New Private Eye article

The new edition of Private Eye carries the following article under the headline Justice short-circuited. The newly-revealed document to which it refers can be read here.

 

For 19 years prosecutors and investigators kept secret a detailed report about the most important forensic evidence recovered from the debris of Pan Am 103 at Lockerbie – a fragment of timing device circuit board – which completely undermined their own case against Abdelbasset al-Megrahi.  

That such crucial material, obtained by the Eye,  was never disclosed before the Libyan was convicted of the worst terrorist atrocity on UK soil,  should in itself be sufficient grounds for a public inquiry of itself. Added to the wealth of other evidence concealed from his trial (Eyes passim)  the deeply flawed identification evidence “linking”  Megrahi to the  bombing, the use of a discredited Walter Mitty-type FBI informer as a “star witness”, and the fact that other material in the case still remains secret protected by “public interest immunity”, the stench of cover-up becomes overwhelming.

The 11-page document is a detailed summary of the forensic analysis of the circuit board, which reveals that police and experts were well aware, relatively early in the investigation, that there was something “very unusual” about the board. They had found that tracks on it were coated with pure tin, whereas the vast majority in manufacture have a tin/lead mix. This was a significant lead.

“Without exception it is the view of all experts involved in the PCB [printed circuit board] industry who have assisted with this enquiry that the tin application on the tracks of the circuit was by far the most interesting feature”, said the police report.

Scandalously this was never revealed at Megrahi’s trial and not disclosed to his defence lawyers until 2009 – a month before he was freed from a Scottish jail on compassionate grounds to return to Libya, where he recently died.   

The Crown’s case against Megrahi regarding the circuit board was always the opposite: namely, that the fragment was identical to circuit boards used in timers that were supplied to Libya by a Swiss company Mebo.  But these were not remotely “unusual” as they had the common tin/lead mix.

Earlier this year writer and researcher John Ashton in his book,  Megrahi: You are my Jury, revealed how the government scientist, Allen Feraday, who had told the trial that the circuit fragment was “similar in all respects” to the Mebo devices,  had, in fact, overseen tests on the fragment and a control sample circuit board, (revealed in recently disclosed notebooks) which pointed up the differences between the two.
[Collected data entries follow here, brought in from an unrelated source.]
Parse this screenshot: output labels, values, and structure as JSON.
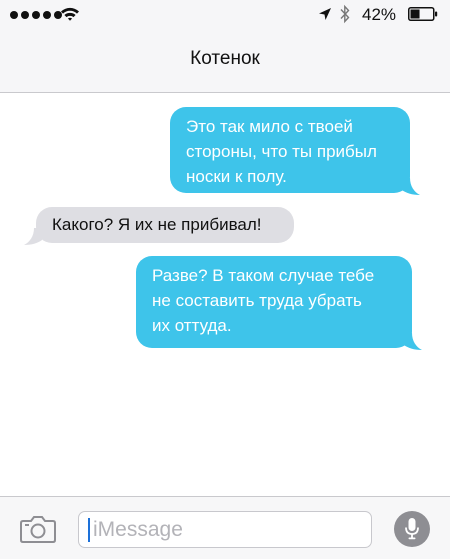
{
  "status_bar": {
    "signal_dots": 5,
    "battery_percent": "42%",
    "battery_level": 0.42,
    "icons": [
      "signal-dots",
      "wifi-icon",
      "location-icon",
      "bluetooth-icon",
      "battery-icon"
    ]
  },
  "nav": {
    "title": "Котенок"
  },
  "messages": [
    {
      "direction": "outgoing",
      "text": "Это так мило с твоей\nстороны, что ты прибыл\nноски к полу."
    },
    {
      "direction": "incoming",
      "text": "Какого? Я их не прибивал!"
    },
    {
      "direction": "outgoing",
      "text": "Разве? В таком случае тебе\nне составить труда убрать\nих оттуда."
    }
  ],
  "input_bar": {
    "placeholder": "iMessage",
    "value": "",
    "icons": [
      "camera-icon",
      "microphone-icon"
    ]
  },
  "colors": {
    "outgoing_bubble": "#3ec4ea",
    "incoming_bubble": "#dedee3",
    "header_bg": "#f6f6f8",
    "mic_button": "#8e8e93",
    "caret": "#1d71d9"
  }
}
As this new document shows, the significance of such findings was known more widely. This raises questions about why the evidence remained buried for years and who exactly knew the Mebo timers were different.

The piece of board was discovered among parts of a man’s shirt recovered from the crash site. The shirt was in turn traced back to Tony Gauci, the Maltese shopkeeper, who put Megrahi in the frame three years after the bombing, saying he resembled the man who had bought the clothing. (As Eye readers know Megrahi bore no resemblance to the man first described by Gauci to investigators, and it later emerged that the shopkeeper and his brother were handsomely “rewarded” by the FBI.)
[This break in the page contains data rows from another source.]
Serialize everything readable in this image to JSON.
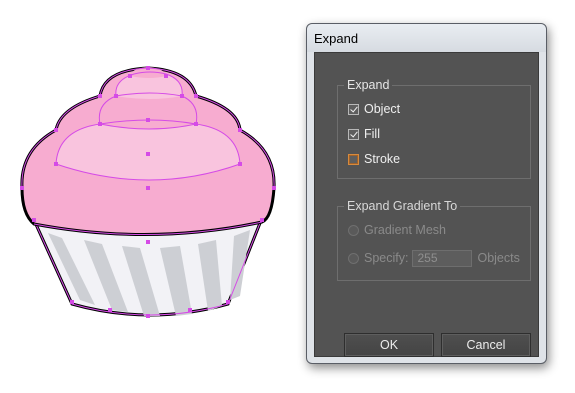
{
  "dialog": {
    "title": "Expand",
    "expand_group": {
      "title": "Expand",
      "options": [
        {
          "label": "Object",
          "checked": true
        },
        {
          "label": "Fill",
          "checked": true
        },
        {
          "label": "Stroke",
          "checked": false
        }
      ]
    },
    "gradient_group": {
      "title": "Expand Gradient To",
      "gradient_mesh_label": "Gradient Mesh",
      "specify_label": "Specify:",
      "specify_value": "255",
      "objects_label": "Objects"
    },
    "ok_label": "OK",
    "cancel_label": "Cancel"
  },
  "colors": {
    "frosting": "#f7acd0",
    "frosting_light": "#f9c4de",
    "wrapper_light": "#f2f2f6",
    "wrapper_dark": "#cdcfd4",
    "anchor": "#d54be6"
  }
}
The new material coupled, and the doubts about the veracity of the Gauci evidence, undermine the two main pillars of Megrahi’s conviction. And while the Libyans were not averse to state-sponsored acts of terrorism at the time of the bombing in 1988, it remains the case – as the late Paul Foot pointed out in an Eye special report, Lockerbie: The Flight for Justice, in 2001 –  that the attack bore the hallmarks of a Syrian-backed Palestinian terrorist cell which had been caught red-handed with devices equipped to bring down planes.

The excuse for not holding a public inquiry is because the criminal investigation is continuing.  So far investigators only seem to have travelled to Libya – no doubt to see if they can obtain new evidence that might somehow prop up the crumbling conviction.